Rezension

Die Poesie des Melodramas

Der Schatten des Windes - Carlos Ruiz Zafón

Der Schatten des Windes
von Carlos Ruiz Zafón

Bewertet mit 4 Sternen

Fast heimtückisch brach der Nachmittag in sich zusammen, mit einem kalten Wind und einem Purpurschleier, der in sämtliche Winkel der Straßen glitt. Ich beschleunigte meine Schritte, und nach knapp zehn Minuten tauchte die Fassade der Universität wie ein in der Nacht gestrandetes ockerfarbenes Schiff auf. [...]

Die Geschichte beginnt 1945, mitten in der schlimmsten Phase des diktatorischen Franco-Regimes. Eines Tages nimmt der Vater den zehnjährigen Daniel mit zu einer geheimen Bibliothek, dem “Friedhof der vergessenen Bücher“, wo der Junge einen Roman des völlig unbekannten Schriftstellers Julián Carax findet, der ihn fortan in seinen Bann zieht. Während der folgenden Jahre versucht Daniel, die verschüttete Spur des Autors aufzunehmen. Hilfe erhält er durch die blinde Clara, die schnell zu einem Anziehungspunkt für den Jungen wird, später durch den von der Polizei gejagten Obdachlosen Fermín de Torres. Aber nicht jedem gefällt die Recherchearbeit des jungen Mannes, denn die Geschichte um Julián Carax und um seine unglückliche Liebe zu einer Frau namens Penélope birgt ein düsteres Geheimnis. Und dann bekommt Daniel es auch noch mit dem berüchtigten Polizeichef von Barcelona zu tun ...

Carlos Ruiz Zafón komponiert diesen düsteren Literatur-Krimi meisterhaft. Zafóns Text versprüht Poesie und Wortwitz, was auch in der Übersetzung von Peter Schwaar wunderbar herauskommt. Wobei ich etwas mehr als die Hälfte des Buches brauchte, um mich wirklich von der Geschichte mitreißen zu lassen. Die Verästelung und Ausführlichkeit der Geschichten in der Geschichte ermüdeten mich zunächst ein wenig. Manchmal fand ich es schwierig, dabei den roten Faden und alle Zusammenhänge im Auge zu behalten. Auch über die Vielzahl der beteiligten Personen verlor ich hin und wieder den Überblick. Erst im hinteren Teil des Buches verdichtet sich alles zu einem logischen Ganzen, werden Namen zu Charakteren. Dann aber wird es auch extrem spannend, und man kann sich dem Sog der Lektüre nur noch schwer entziehen.

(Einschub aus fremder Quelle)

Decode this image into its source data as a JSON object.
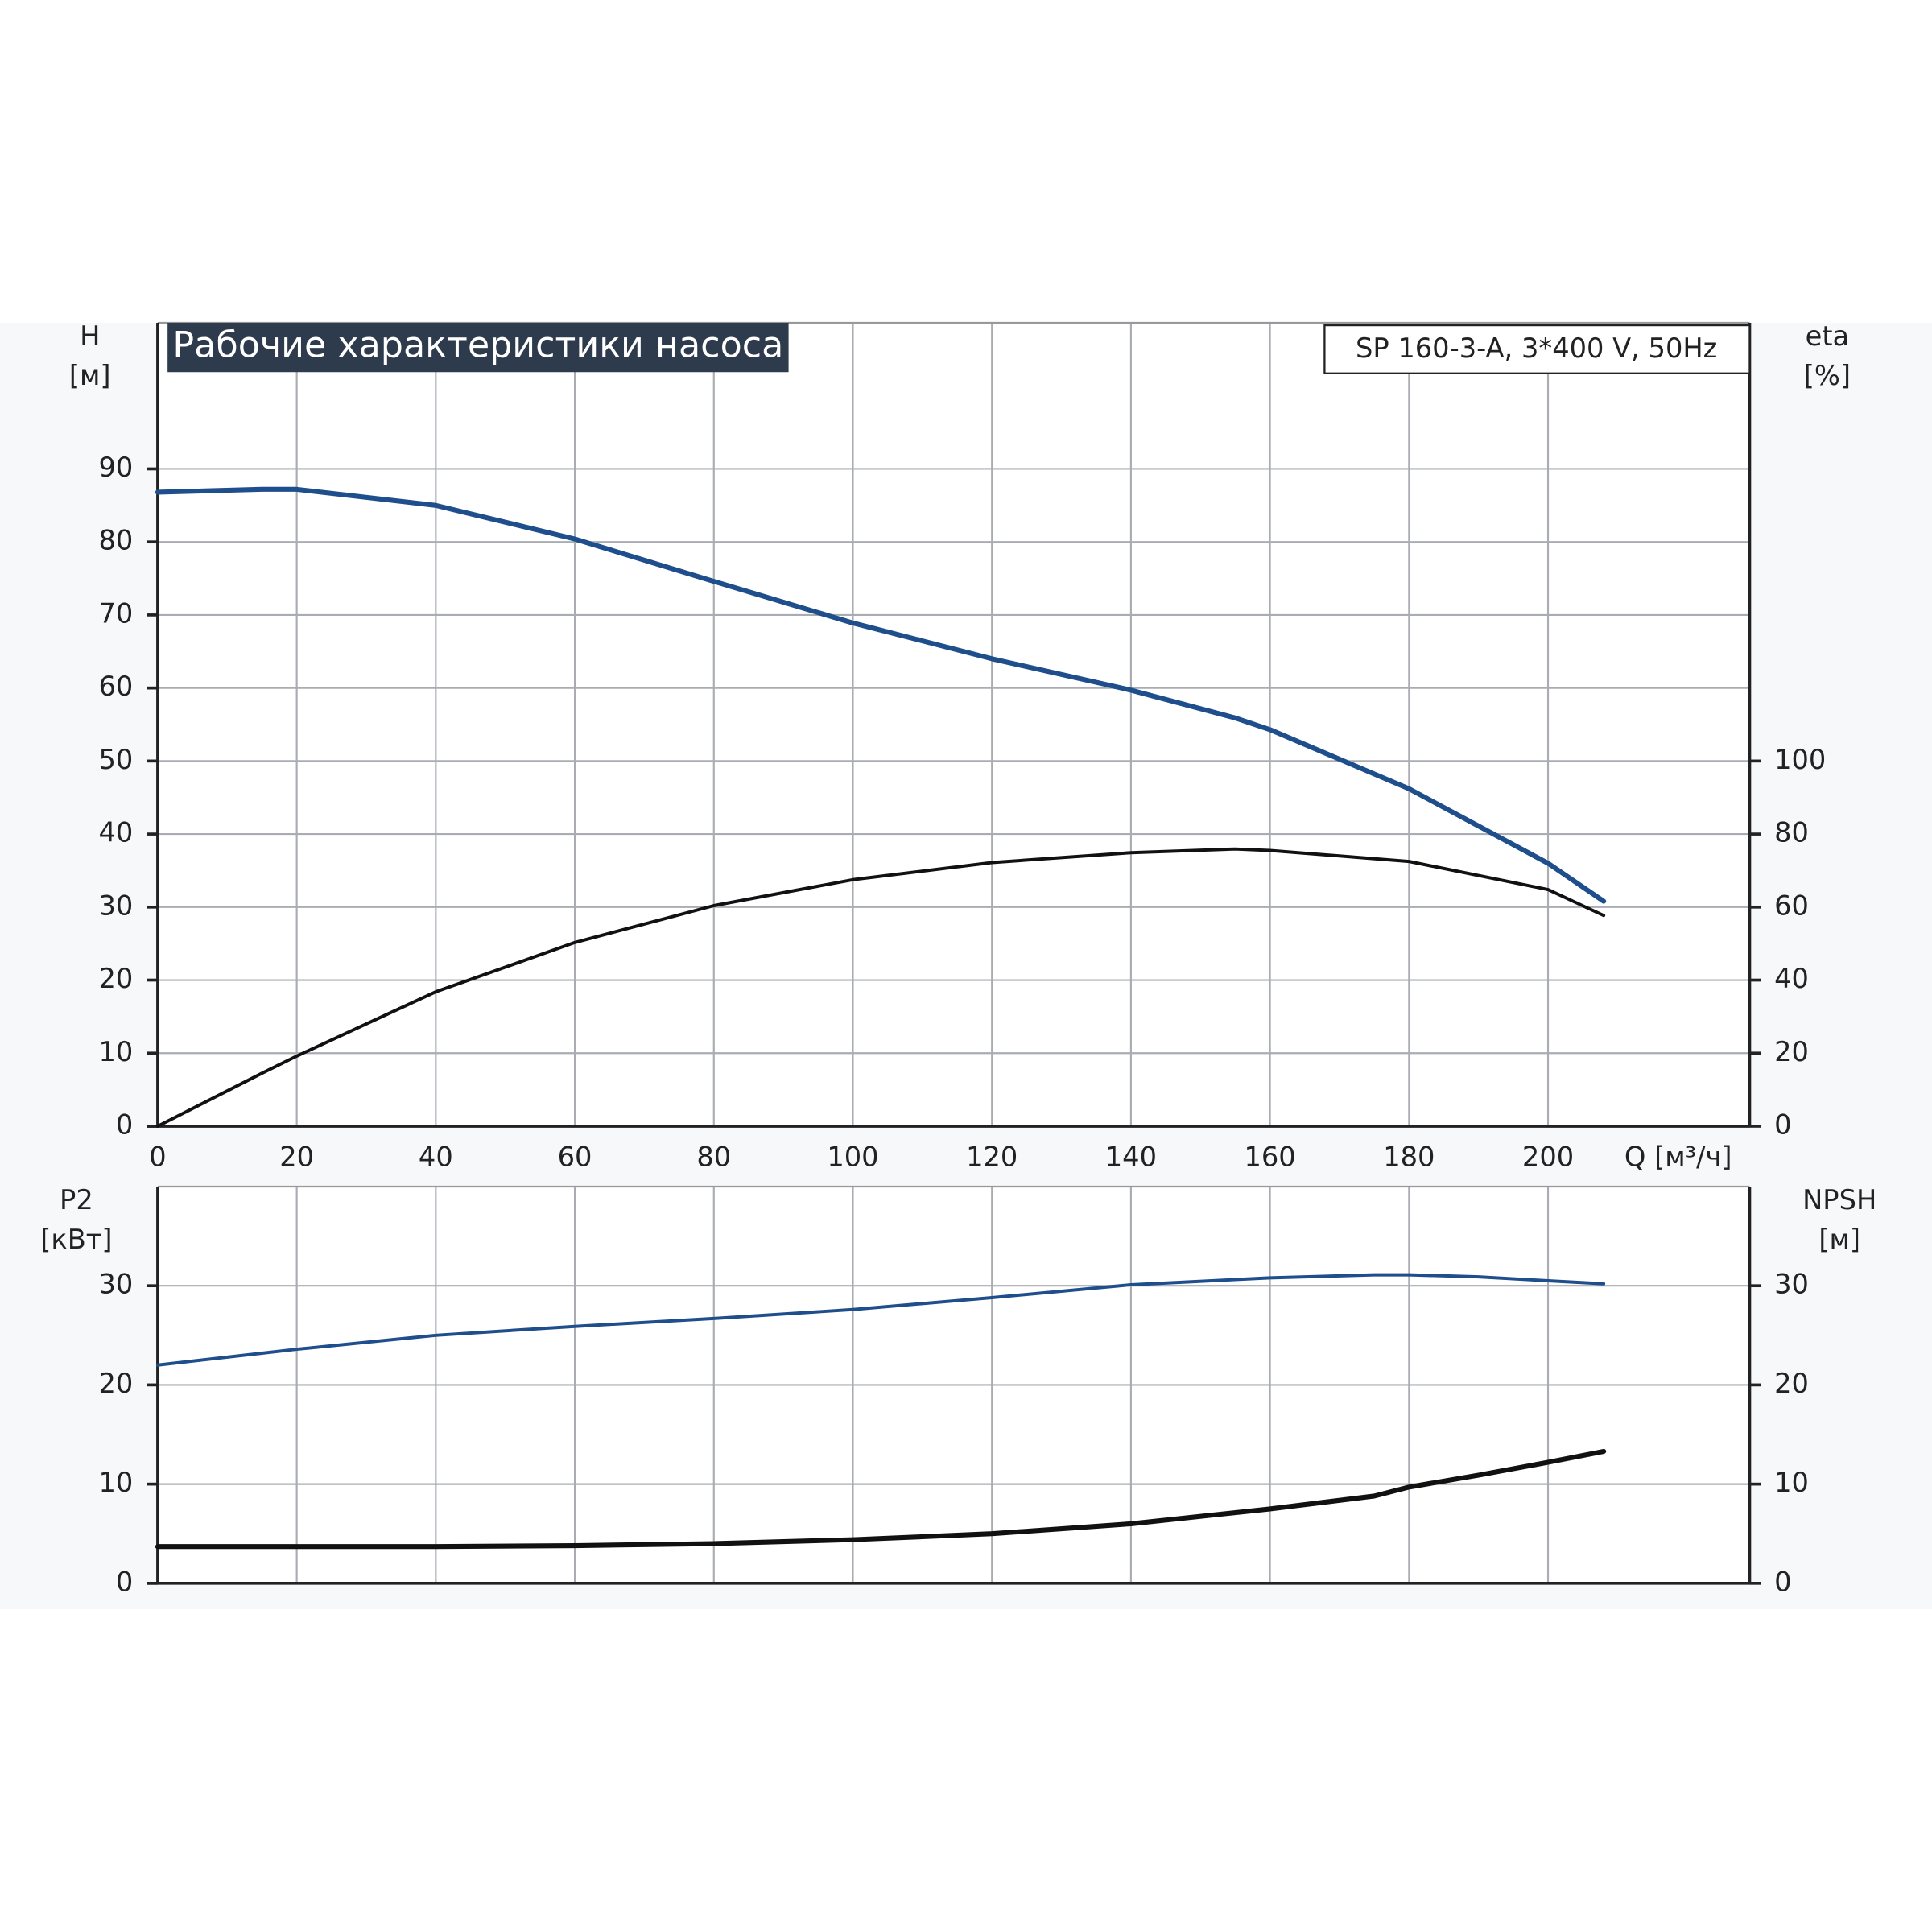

Ein gewichtiger Kritikpunkt allerdings ist der geradezu unschuldig daherkommende grobe Sexismus, der sich hin und wieder breit macht. Dieser Fermín ist ein ganz formidabler Kerl, bis zu dem Augenblick, wo er - schwerverletzt, versteht sich - nicht aufhört, der Krankenschwester in den Hintern zu kneifen. Was mich aber noch wütender macht, sind Sätze wie „… hatte ein beschränktes Mannweib mit Prinzessinnenfantasien und dem Aussehen einer Putze geheiratet …“. Klar, das Buch ist ein Männerroman, da muss man als Frau schon mal ein Auge zudrücken. Aber man kann sich auch nicht immer wie selbstverständlich damit herausreden, mit bestimmten sexistischen Stereotypen nur den Horizont der Protagonisten oder den historischen Zeitgeist dargestellt zu haben.

Solche Mängel, sowie auch der dem Werk innewohnende Hang zur Melodramatik, führten bei meiner Bewertung zu einem Punktabzug, konnten aber nicht verhindern, dass ich am Ende begeistert den Buchdeckel zugeklappt habe und das Werk nun als insgesamt lesenswert weiterempfehle. Wenn man das Märchenhafte der Geschichte akzeptiert (märchenhaft nicht im Sinne von magischem Schnickschnack, sondern im Sinne einer gewissen Idealisierung der Handlungsverläufe - im Positiven wie im Negativen), dann hat man beim Lesen Freude. Es hat sich gelohnt, Carlos Ruiz Zafón, der leider in diesem Jahr verstarb, anhand dieses spannenden Stücks Literatur kennenzulernen.

Kommentare

wandagreen kommentierte am 14. Oktober 2020 um 14:10

Deine Rezension ist spannend und überzeugend, ich habe nun endl verstanden, worum es in diesen Romanen geht. Danke dafür. Aber das Thema scheint mir unendlich langweilig zu sein. Ich werde also Carlos niemals richtig kennenlernen. RIP.